FTSE, CAC, DAX to Open Lower; UK Refuses to Give IMF-EU Aid

European stocks were called lower on Tuesday as Asian shares and the euro steadied overnight after a sell-off on news of North Korean leader Kim Jong il's death.

Close-up of a pen on stock price chart
Close-up of a pen on stock price chart

Europe outperformed indexes in Asia and the US on Monday, but concerns over the sovereign debt crisis continue to weigh.

The FTSE is called 13 points lower, the DAX in Frankfurt is expected to down by 14 points and the CAC 40 is called lower by 6 points.

European Union finance ministers held a three hour conference call on Monday to discuss bilateral loans to a euro zone specific IMF bailout fund designed to ease the debt crisis in the euro zone.
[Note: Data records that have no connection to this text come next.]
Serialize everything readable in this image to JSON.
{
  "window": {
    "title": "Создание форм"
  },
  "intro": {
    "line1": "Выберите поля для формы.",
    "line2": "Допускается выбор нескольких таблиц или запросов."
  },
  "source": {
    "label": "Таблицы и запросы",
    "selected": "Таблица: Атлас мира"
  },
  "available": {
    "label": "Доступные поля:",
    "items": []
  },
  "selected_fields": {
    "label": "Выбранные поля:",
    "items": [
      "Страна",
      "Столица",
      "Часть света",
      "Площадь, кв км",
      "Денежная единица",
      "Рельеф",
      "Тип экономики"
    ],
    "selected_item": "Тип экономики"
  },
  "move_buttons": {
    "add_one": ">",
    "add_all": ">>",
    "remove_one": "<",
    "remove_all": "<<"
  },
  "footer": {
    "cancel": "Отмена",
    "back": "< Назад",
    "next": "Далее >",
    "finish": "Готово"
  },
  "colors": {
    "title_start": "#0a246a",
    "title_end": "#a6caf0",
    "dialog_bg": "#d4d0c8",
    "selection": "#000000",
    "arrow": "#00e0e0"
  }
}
The UK once again found itself at odds with EU partners when British Chancellor George Osborne said his government would not be willing to contribute to a euro zone specific fund, making the target of 200 billion euros look increasingly unlikely.

Non euro zone Sweden said they would contribute with a number of conditions, while Denmark, Poland and the Czech Republic also offered to support the fund.

Dutch Finance Minister Jan Kees de Jager told a Dutch TV program late on Monday that Britain had refused to contribute to the IMF fund, but "wanted to talk about it in a G20 context" and euro group chairman Jean Claude Juncker confirmed the UK "will define its contribution early in the new year in the framework of the G20."

European Central Bank President Mario Draghi warned there will be "very significant" bond market pressure on the euro zone in the first quarter of 2012 due to a number of bonds expiring including 230 billion euros in bank bonds, 250 to 300 billion in government bonds and over 200 billion in collateralized debt obligations issued by firms.

Draghi told the European Parliament: "The pressure that bond markets will be experiencing is really very, very significant if not unprecedented."

However, Draghi confirmed the ECB will not buy up more government bonds to ease the crisis in Europe and he stressed the euro currency will survive.

A Wall Street Journal report said on Monday that peripheral euro zone countries are going to extraordinary measures to prop up ailing banks including encouraging lenders to buy up property in Italy and the government borrowing from bank pension funds in Portugal to help public sector firms repay bank loans.

These unorthodox methods give some indication of the lengths European governments will go to in order to avoid further bank bailouts, the newspaper claimed.

Greece will auction 1 billion euros of three-month bonds on Tuesday as it continues a plan of monthly short-term debt sales.

The settlement date will fall on Friday December 23 and only primary dealers will be allowed to participate with no commission paid.

The Hungarian parliament will vote on the country's 2012 budget on Tuesday after Prime Minister Viktor Orban pledged last week to revise the draft budget due to weaker growth forecasts.

Spanish Prime Minister Mariano Rajoy will be officially sworn in on Tuesday following his victory in parliamentary elections on November 20.

Kweku Adoboli will attend a plea hearing in London on Tuesday following his arrest in September for alleged rogue trading while working for Swiss bank UBS and at London's High Court a hearing continues as the City of London Corporation attempts to evict the Occupy London movement from outside St Paul's Cathedral.

The British House of Commons will break for its Christmas recess on Tuesday with Deputy Prime Minister Nick Clegg taking questions from 11:30am London time.

German PPI data for November will be available from 7:00am UK time.